C'était à Park Spoor Noord, le nouvel espace urbain branché à Anvers. Un lieu prophétique de la culture mode qui naît ici : vaste, un peu underground, ouvert et populaire.
Le cursus en stylisme à l'Académie Royale des beaux Arts d'Anvers dure 4 ans, sous la houlette de Walter Van Beirendonck, qui gère également sa maison éponyme, et multiplie les collaborations avec des marques grand public (JBC avec ZulupaPUWA, Ikéa...) C'est emblématique d'une philosophie de l'élitisme pour tout le monde.
Quand ces étudiants sortiront de l'école, ils seront courtisés par les plus grands studios de création. Cet esprit anversois qui a évolué depuis son émergence au début des années 80, ils l'essaimerons vers une mode que nous aimerons.
1ères années : "Experiment"
Des constructions, des mantras. Dès le début de leur apprentissage, les futurs designers produisent déjà des collections abouties, qui développent toutes les techniques d'embellissement.
2èmes années
On est touché par le culot des recherches, et déjà, après seulement 2 années d'études, la portabilité des collections, dont certaines pourraient être commercialisées telles quelles. Les matières, les volumes rappellent qu'on est encore en phase d'expérimentation, tandis que les accessoires sont déjà particulièrement au point. Les bijoux muselières de perles, les casques de motos avec oreilles de chat, le mix SM/masques mexicains, renforcent la cohérence des univers de chaque élève, lors de passages spectaculaires. La musique live, le choeur Scala, parachève l'heureuse dramaturgie du moment.

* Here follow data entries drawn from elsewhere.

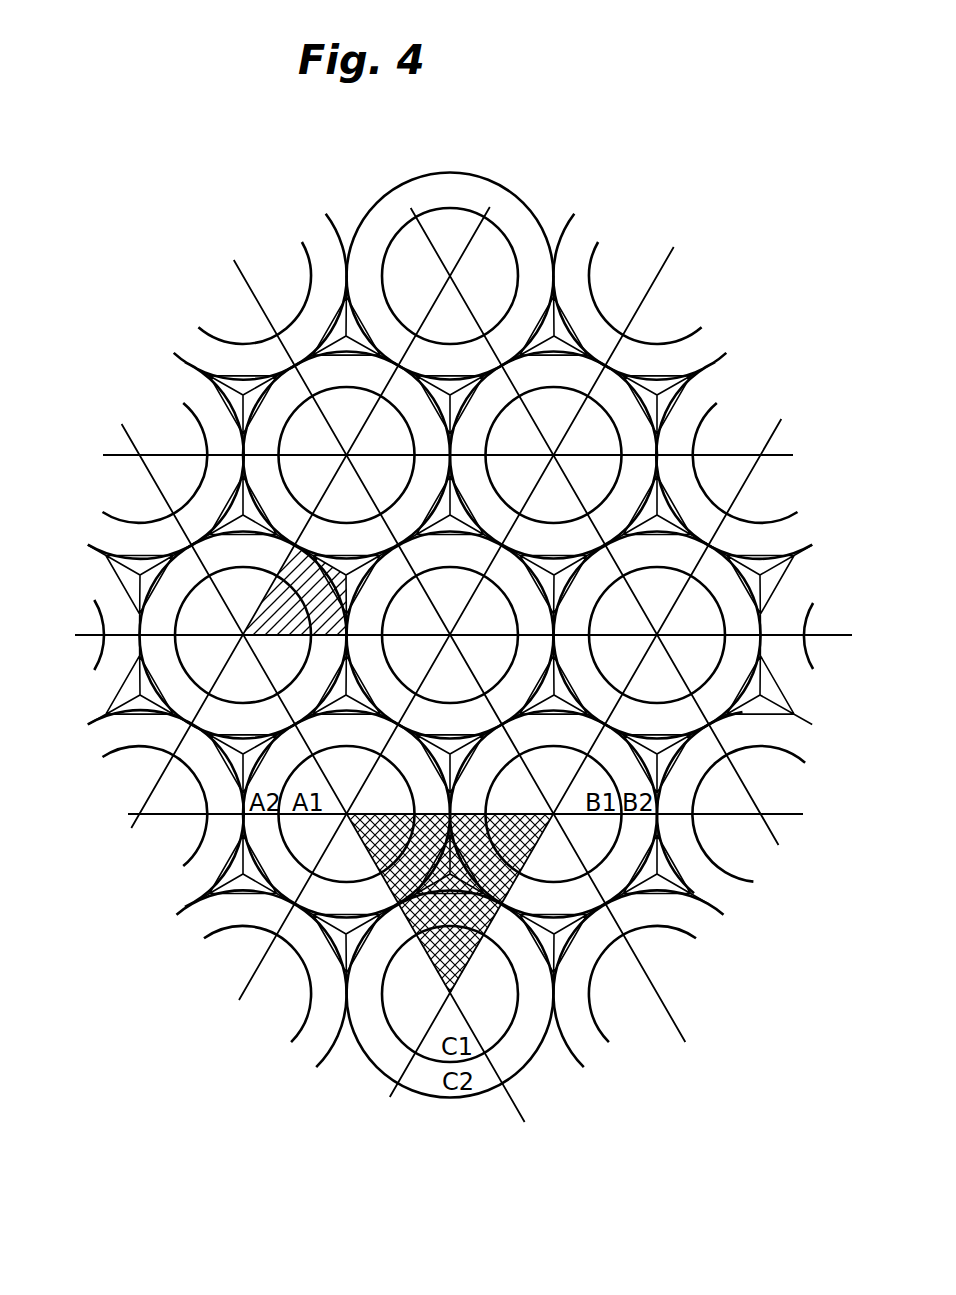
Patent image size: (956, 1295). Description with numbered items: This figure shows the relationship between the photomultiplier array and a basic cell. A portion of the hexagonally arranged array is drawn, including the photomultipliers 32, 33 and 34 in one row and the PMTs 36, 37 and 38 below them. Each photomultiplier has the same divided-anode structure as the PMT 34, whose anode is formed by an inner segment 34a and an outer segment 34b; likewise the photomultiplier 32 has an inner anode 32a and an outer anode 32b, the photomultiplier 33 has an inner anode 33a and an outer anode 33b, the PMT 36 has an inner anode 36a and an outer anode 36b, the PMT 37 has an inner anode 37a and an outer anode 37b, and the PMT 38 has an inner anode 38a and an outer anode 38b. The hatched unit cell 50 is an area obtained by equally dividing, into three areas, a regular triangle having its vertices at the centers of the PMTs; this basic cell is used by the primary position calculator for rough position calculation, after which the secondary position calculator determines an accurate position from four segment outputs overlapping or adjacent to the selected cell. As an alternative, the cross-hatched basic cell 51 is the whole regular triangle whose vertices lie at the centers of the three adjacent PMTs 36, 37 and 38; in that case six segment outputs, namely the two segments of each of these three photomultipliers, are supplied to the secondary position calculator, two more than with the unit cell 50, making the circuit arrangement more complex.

The photomultiplier 32 is at (197, 629).
The inner anode 32a is at (200, 655).
The outer anode 32b is at (173, 722).
The photomultiplier 33 is at (465, 597).
The inner anode 33a is at (437, 588).
The outer anode 33b is at (522, 595).
The PMT 34 is at (705, 598).
The inner segment (anode) 34a is at (715, 620).
The outer segment (anode) 34b is at (745, 575).
The PMT 36 is at (332, 827).
The inner anode 36a is at (332, 868).
The outer anode 36b is at (290, 868).
The PMT 37 is at (606, 826).
The inner anode 37a is at (568, 862).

Dans la multitudes des collections unisexe, on resoulève la question du "no gender", la tendance massive de la culture à venir. C'est l'autre axe frappant de ce show : l'avènement de l'Homme, dans son acception mode.
3ème année
On poursuit la réflexion sur les ornements de tête, et on l'attention est catchée par les messages militants, "talk free", "Future is female"... C'est l'année de l'extravagance, des logos détournés, et du décalage avec des passages de dressings ambulants.
4ème année
Une maturité, et des identités affirmées. Chacun des 6 étudiants désormais diplômés et prêts à influencer la mode de demain signe une collection forte de son esthétique propre :
Pour Charlotte de Geyter Pittoors, c'est la chemise dévoyée. Réinterprétée, ou déclinée en plastron.
Pour Emmanuel A. Ryngaert, les vêtements s'articulent comme des Meccano. Les empiècements sont subtiles, les silhouettes interchangeables et mixables.
Pour Jannike Sommar, on n'est pas des bagnards de la mode, puisque avec humour, elle en développe les clichés, libérant peu à peu ses silhouettes vers des formes et des couleurs qui se jouent avec humour des normes.
Jennifer Dols et ses satyres à fourrures, silhouettes quasi mythologiques, à cornes et multiformes.
Timo Zundörf avec ses samouraïs de l'ambivalence, aux peignoirs évanescents.
Et puis, Shone Puipia.
Thaïlandais de Bangkok, il est venu à Anvers directement après le lycée. Il a 22 ans. Avec cette collection remarquée, il a voulu désinhiber une part intime de la féminité. Ces pièces racontent une histoire, celle de la transformation de pures "schoolgirls" en "partygirls".
L'élément de son travail qui faisait parler après le show ? Ses bottes. Des santiags revisitées, pour marquer le contraste entre les silhouettes virginales et la libération de l'excentricité. Ces boots de cowboy, hyper féminisées, créent un clash, et se réfèrent au virage d'une civilisation.
Shone ambitionne de monter un jour sa propre maison mais pour l'instant, il a encore besoin et envie de se former auprès de grands studios. Il veut rester en Europe. Rêve de Dries Van Noten et de Margiela. On rêve de ses bottes. Longtemps après que les derniers confettis soient retombées.
Comme chaque année, les passages des costumes ethniques et historiques, exercices imposés pour donner de la perspective, constituaient des "entractes" intéressants, drôles et émouvants.
Le premier magazine de l'Académie d'Anvers : MIRROR MIRROR ON THE WALL
C'est plutôt un beau livre, en réalité. Dont la couverture reflète comme un miroir les intentions de qui l'ouvre.
Dirigé par Walter Van Beirendonck, une équipe d'icônes de la mode contribuent à cet objet de mode littéraire de 176 pages. Un collector, déjà. Pour 15€.
On peut y lire des interviews exclusives, y découvrir des images des collections réalisées par des pointures de la photographie contemporaine, Ronald Stoops, Pierre Debusschere et Bruna Kazinoti.
Plus d'infos, ici.
Cette année, Catwalk Pictures remettait un Prix de 1500€ à un(e) étudiant(e).
La lauréate est Nahee An, de 2ème année, qui gagne une journée de shooting et de post-production pour son book.